We all know the sales pitch. As human beings we are each born with a set of inalienable rights. Things like the right to human dignity, privacy and equality before the law. They are like genes but for society and every year on March 21 we break out the party hats and high five our societal makeup. But just how inalienable are these human rights that we're so chuffed with - and, in a practical sense, how do they help?

In November last year, Stats SA posted something interesting on Twitter. More people in this country have access to cellphones than to toilets. Just over 75.5% of the population has access to what our country's maths boffins would call "decent" toilets and 12.2% of that number are pit toilets with ventilation.

Call me bourgeois but the idea of having to think about what happens when my ventilated hole in the ground gets full feels very alien to the right to human dignity.

That is just one example, though. The whole concept of human rights can't be fake news just because a few people have to shit in a hole. Except we all know it doesn't end there. Theoretically we are all equal before the law but that dirty homeless man who finds a gun and puts a hole in the chest of someone "stealing" his sleeping bag is not getting the same sentence as Oscar Pistorius.

We all have the right of access to sufficient food, water and adequate housing and freedom from violence from public or private sources. Lol.

Human rights are like money in that neither is real. Not in the way the sun or being punched in the face is. Those cleverly fabricated pieces of paper that we exchange for goods are worth only what we've decided they are worth. At this point most of it is just random ones and zeros.
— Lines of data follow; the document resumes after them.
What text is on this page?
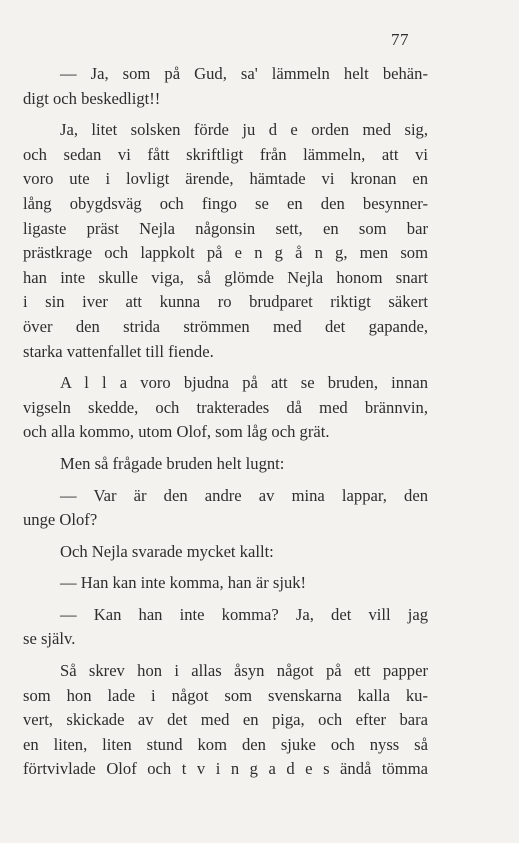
77
— Ja, som på Gud, sa' lämmeln helt behän-
digt och beskedligt!!
Ja, litet solsken förde ju d e orden med sig,
och sedan vi fått skriftligt från lämmeln, att vi
voro ute i lovligt ärende, hämtade vi kronan en
lång obygdsväg och fingo se en den besynner-
ligaste präst Nejla någonsin sett, en som bar
prästkrage och lappkolt på e n g å n g, men som
han inte skulle viga, så glömde Nejla honom snart
i sin iver att kunna ro brudparet riktigt säkert
över den strida strömmen med det gapande,
starka vattenfallet till fiende.
A l l a voro bjudna på att se bruden, innan
vigseln skedde, och trakterades då med brännvin,
och alla kommo, utom Olof, som låg och grät.
Men så frågade bruden helt lugnt:
— Var är den andre av mina lappar, den
unge Olof?
Och Nejla svarade mycket kallt:
— Han kan inte komma, han är sjuk!
— Kan han inte komma? Ja, det vill jag
se själv.
Så skrev hon i allas åsyn något på ett papper
som hon lade i något som svenskarna kalla ku-
vert, skickade av det med en piga, och efter bara
en liten, liten stund kom den sjuke och nyss så
förtvivlade Olof och t v i n g a d e s ändå tömma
The same is true of human rights. They exist on a piece of paper and as an impressive legal ideal but their tangible reality is felt only by those who can afford them. If you cannot afford food, dignity or housing, none of those rights apply to you.
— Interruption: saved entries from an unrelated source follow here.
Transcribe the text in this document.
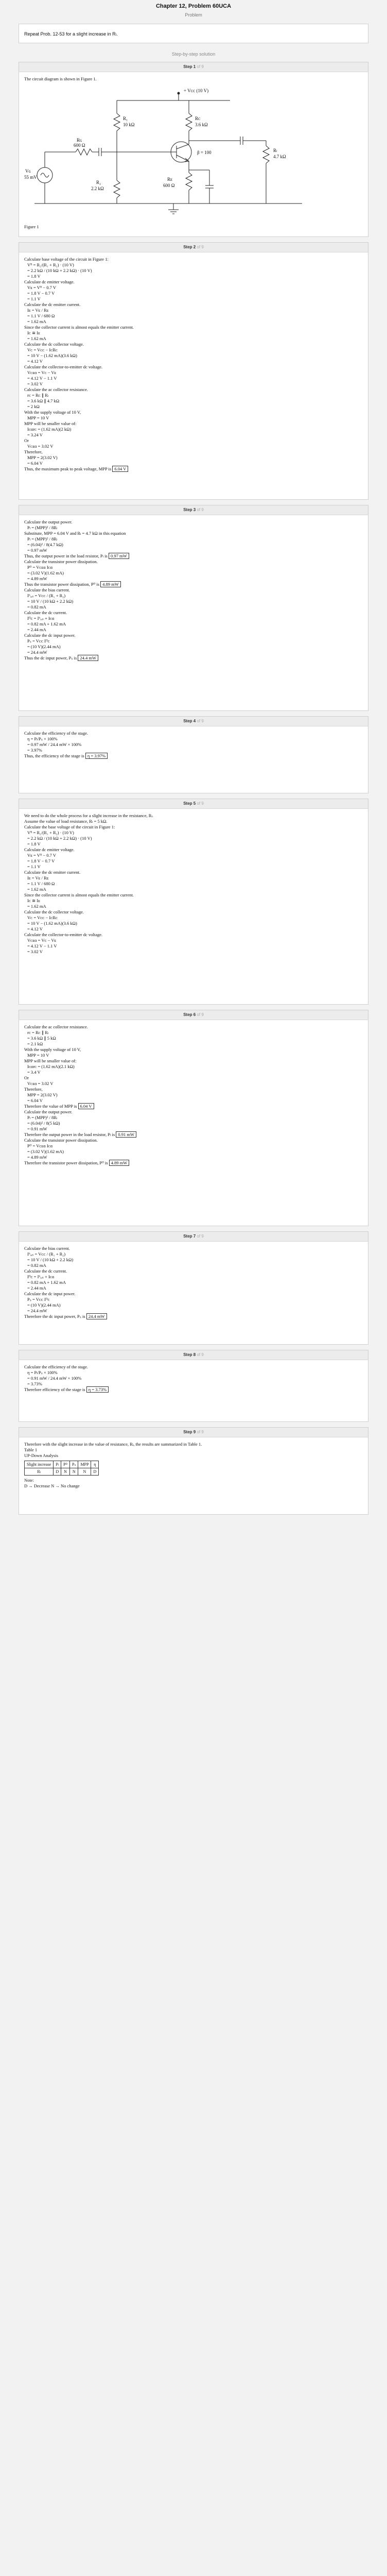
Chapter 12, Problem 60UCA
Problem
Repeat Prob. 12-53 for a slight increase in Rₗ.
Step-by-step solution
Step 1 of 9
The circuit diagram is shown in Figure 1.
+ Vᴄᴄ (10 V)
R₁
10 kΩ
Rᴄ
3.6 kΩ
Rɢ
600 Ω
R₂
2.2 kΩ
Rᴇ
600 Ω
Rₗ
4.7 kΩ
Vɢ
55 mV
β = 100
Figure 1
Step 2 of 9
Calculate base voltage of the circuit in Figure 1:
Vᴮ = R₂/(R₁ + R₂) · (10 V)
= 2.2 kΩ / (10 kΩ + 2.2 kΩ) · (10 V)
= 1.8 V
Calculate dc emitter voltage.
Vᴇ = Vᴮ − 0.7 V
= 1.8 V − 0.7 V
= 1.1 V
Calculate the dc emitter current.
Iᴇ = Vᴇ / Rᴇ
= 1.1 V / 680 Ω
= 1.62 mA
Since the collector current is almost equals the emitter current.
Iᴄ ≅ Iᴇ
= 1.62 mA
Calculate the dc collector voltage.
Vᴄ = Vᴄᴄ − IᴄRᴄ
= 10 V − (1.62 mA)(3.6 kΩ)
= 4.12 V
Calculate the collector-to-emitter dc voltage.
Vᴄᴇɑ = Vᴄ − Vᴇ
= 4.12 V − 1.1 V
= 3.02 V
Calculate the ac collector resistance.
rᴄ = Rᴄ ∥ Rₗ
= 3.6 kΩ ∥ 4.7 kΩ
= 2 kΩ
With the supply voltage of 10 V,
MPP = 10 V
MPP will be smaller value of:
Iᴄɑrᴄ = (1.62 mA)(2 kΩ)
= 3.24 V
Or
Vᴄᴇɑ = 3.02 V
Therefore,
MPP = 2(3.02 V)
= 6.04 V
Thus, the maximum peak to peak voltage, MPP is 6.04 V
Step 3 of 9
Calculate the output power.
Pₗ = (MPP)² / 8Rₗ
Substitute, MPP = 6.04 V and Rₗ = 4.7 kΩ in this equation
Pₗ = (MPP)² / 8Rₗ
= (6.04)² / 8(4.7 kΩ)
= 0.97 mW
Thus, the output power in the load resistor, Pₗ is 0.97 mW
Calculate the transistor power dissipation.
Pᴰ = Vᴄᴇɑ Iᴄɑ
= (3.02 V)(1.62 mA)
= 4.89 mW
Thus the transistor power dissipation, Pᴰ is 4.89 mW
Calculate the bias current.
Iᵇᵢₐₛ = Vᴄᴄ / (R₁ + R₂)
= 10 V / (10 kΩ + 2.2 kΩ)
= 0.82 mA
Calculate the dc current.
Iᴰᴄ = Iᵇᵢₐₛ + Iᴄɑ
= 0.82 mA + 1.62 mA
= 2.44 mA
Calculate the dc input power.
Pₛ = Vᴄᴄ Iᴰᴄ
= (10 V)(2.44 mA)
= 24.4 mW
Thus the dc input power, Pₛ is 24.4 mW
Step 4 of 9
Calculate the efficiency of the stage.
η = Pₗ/Pₛ × 100%
= 0.97 mW / 24.4 mW × 100%
= 3.97%
Thus, the efficiency of the stage is η = 3.97%
Step 5 of 9
We need to do the whole process for a slight increase in the resistance, Rₗ.
Assume the value of load resistance, Rₗ = 5 kΩ.
Calculate the base voltage of the circuit in Figure 1:
Vᴮ = R₂/(R₁ + R₂) · (10 V)
= 2.2 kΩ / (10 kΩ + 2.2 kΩ) · (10 V)
= 1.8 V
Calculate dc emitter voltage.
Vᴇ = Vᴮ − 0.7 V
= 1.8 V − 0.7 V
= 1.1 V
Calculate the dc emitter current.
Iᴇ = Vᴇ / Rᴇ
= 1.1 V / 680 Ω
= 1.62 mA
Since the collector current is almost equals the emitter current.
Iᴄ ≅ Iᴇ
= 1.62 mA
Calculate the dc collector voltage.
Vᴄ = Vᴄᴄ − IᴄRᴄ
= 10 V − (1.62 mA)(3.6 kΩ)
= 4.12 V
Calculate the collector-to-emitter dc voltage.
Vᴄᴇɑ = Vᴄ − Vᴇ
= 4.12 V − 1.1 V
= 3.02 V
Step 6 of 9
Calculate the ac collector resistance.
rᴄ = Rᴄ ∥ Rₗ
= 3.6 kΩ ∥ 5 kΩ
= 2.1 kΩ
With the supply voltage of 10 V,
MPP = 10 V
MPP will be smaller value of:
Iᴄɑrᴄ = (1.62 mA)(2.1 kΩ)
= 3.4 V
Or
Vᴄᴇɑ = 3.02 V
Therefore,
MPP = 2(3.02 V)
= 6.04 V
Therefore the value of MPP is 6.04 V
Calculate the output power.
Pₗ = (MPP)² / 8Rₗ
= (6.04)² / 8(5 kΩ)
= 0.91 mW
Therefore the output power in the load resistor, Pₗ is 0.91 mW
Calculate the transistor power dissipation.
Pᴰ = Vᴄᴇɑ Iᴄɑ
= (3.02 V)(1.62 mA)
= 4.89 mW
Therefore the transistor power dissipation, Pᴰ is 4.89 mW
Step 7 of 9
Calculate the bias current.
Iᵇᵢₐₛ = Vᴄᴄ / (R₁ + R₂)
= 10 V / (10 kΩ + 2.2 kΩ)
= 0.82 mA
Calculate the dc current.
Iᴰᴄ = Iᵇᵢₐₛ + Iᴄɑ
= 0.82 mA + 1.62 mA
= 2.44 mA
Calculate the dc input power.
Pₛ = Vᴄᴄ Iᴰᴄ
= (10 V)(2.44 mA)
= 24.4 mW
Therefore the dc input power, Pₛ is 24.4 mW
Step 8 of 9
Calculate the efficiency of the stage.
η = Pₗ/Pₛ × 100%
= 0.91 mW / 24.4 mW × 100%
= 3.73%
Therefore efficiency of the stage is η = 3.73%
Step 9 of 9
Therefore with the slight increase in the value of resistance, Rₗ, the results are summarized in Table 1.
Table 1
UP-Down Analysis
Slight increase	Pₗ	Pᴰ	Pₛ	MPP	η
Rₗ	D	N	N	N	D
Note:
D → Decrease N → No change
They may be theoretically sacrosanct but in a practical sense they're as useful as a third nipple.

Much like money, your belief in human rights is what makes them real, not the rights themselve

So what's the point? Why don't we all just throw our hands up and go back to being as unpleasant to each other as possible?

Maybe the point is to protect the disadvantaged from us. Left to their own devices, people with privilege across all societies have been known to take particular joy from mistreating those less fortunate than themselves.

Much like money, your belief in human rights is what makes them real, not the rights themselves. Thus if we pretend hard enough to be bound by these rules, then we actually will be.

Who knows, maybe one day if enough of us pretend hard enough, we may collectively realise that in a world where individuals can build toilets out of gold, no-one should have to carve one out of mud.